[Python-Dev] Why is soundex marked obsolete?
Tim Peters
tim.one@home.com
Sun, 14 Jan 2001 14:00:21 -0500
Very quick (swamped):
> I think you've just made an argument for replacing your
> SequenceMatcher with simil.ratcliff.
Actually, I'm certain they're the same algorithm now, except the C is
showing through in ratcliff to the floating-point eye <wink>. For
demonstration, I *always* printed the top three scorers (that's logic in the
little driver I posted, not in SequenceMatcher), without any notion of
cutoff (ndiff does use a cutoff). Add this line before the return (in the
posted driver) to see the actual scores:
print scores[:numchoices]
For example:
Module name? browser
[(0.82352941176470584, 'webbrowser'),
(0.55555555555555558, 'robotparser'),
(0.54545454545454541, 'user')]
Hmm.

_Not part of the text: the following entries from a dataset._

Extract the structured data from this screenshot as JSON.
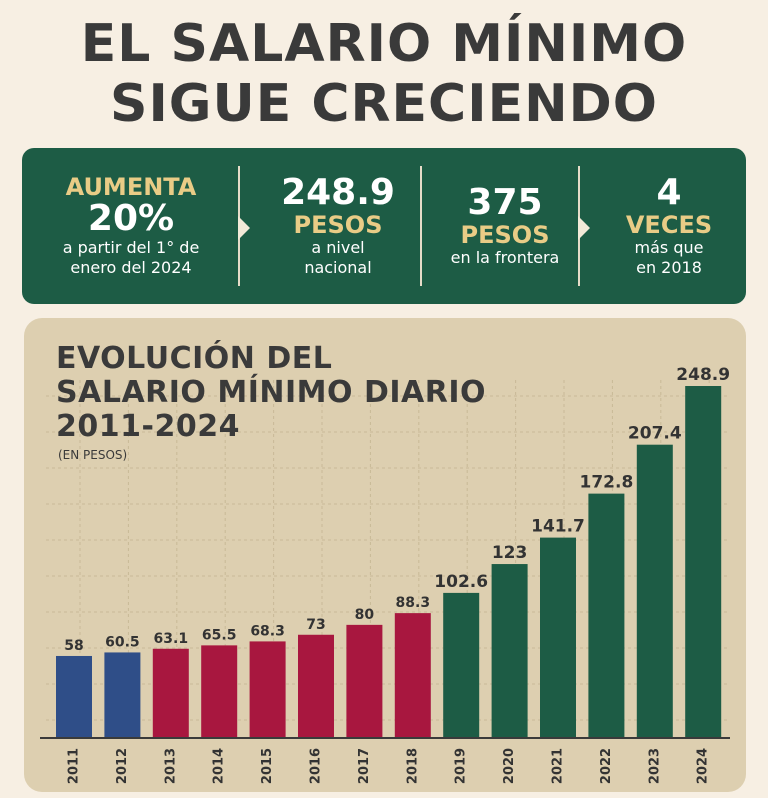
{
  "headline": {
    "line1": "EL SALARIO MÍNIMO",
    "line2": "SIGUE CRECIENDO"
  },
  "banner": {
    "item1": {
      "top": "AUMENTA",
      "big": "20%",
      "line1": "a partir del 1° de",
      "line2": "enero del 2024"
    },
    "item2": {
      "big": "248.9",
      "unit": "PESOS",
      "line1": "a nivel",
      "line2": "nacional"
    },
    "item3": {
      "big": "375",
      "unit": "PESOS",
      "line1": "en la frontera"
    },
    "item4": {
      "big": "4",
      "unit": "VECES",
      "line1": "más que",
      "line2": "en 2018"
    }
  },
  "colors": {
    "blue": "#2f4e88",
    "red": "#a8173f",
    "green": "#1d5c45",
    "gold": "#e9cc86",
    "panel": "#ddcfb0"
  },
  "chart_data": {
    "type": "bar",
    "title": "EVOLUCIÓN DEL\nSALARIO MÍNIMO DIARIO\n2011-2024",
    "subtitle": "(EN PESOS)",
    "categories": [
      "2011",
      "2012",
      "2013",
      "2014",
      "2015",
      "2016",
      "2017",
      "2018",
      "2019",
      "2020",
      "2021",
      "2022",
      "2023",
      "2024"
    ],
    "values": [
      58,
      60.5,
      63.1,
      65.5,
      68.3,
      73,
      80,
      88.3,
      102.6,
      123,
      141.7,
      172.8,
      207.4,
      248.9
    ],
    "value_labels": [
      "58",
      "60.5",
      "63.1",
      "65.5",
      "68.3",
      "73",
      "80",
      "88.3",
      "102.6",
      "123",
      "141.7",
      "172.8",
      "207.4",
      "248.9"
    ],
    "bar_colors": [
      "#2f4e88",
      "#2f4e88",
      "#a8173f",
      "#a8173f",
      "#a8173f",
      "#a8173f",
      "#a8173f",
      "#a8173f",
      "#1d5c45",
      "#1d5c45",
      "#1d5c45",
      "#1d5c45",
      "#1d5c45",
      "#1d5c45"
    ],
    "ylim": [
      0,
      248.9
    ],
    "grid": true,
    "legend": "none"
  }
}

My best guesses are webbrowser, robotparser, user
Module name?
On this example you reported:
>>> simil.ratcliff("browser", "webbrowser")
0.82352942228317261
>>> simil.ratcliff("browser", "robotparser")
0.55555558204650879
>>> simil.ratcliff("browser", "user")
0.54545456171035767
which strongly suggests you're using C floats instead of Python floats to
compute the final score. I didn't try every example in your email, but it's
the same story on the three I did try (scores identical modulo
simil.ratcliff dropping about 30 of the low-order result bits -- which is
about the difference between a C double and a C float on most boxes).
> Mine's even documented. :-).
Which I appreciate! I dreamt up the SequenceMatcher algorithm going on 20
years ago for a friendly diff generator, and never even considered using it
for other purposes. But then I may have mentioned that these other purposes
never come up in my apps <wink>.
or-at-least-they-haven't-in-contexts-where-r/o-would-have-been-
strong-enough-ly y'rs - tim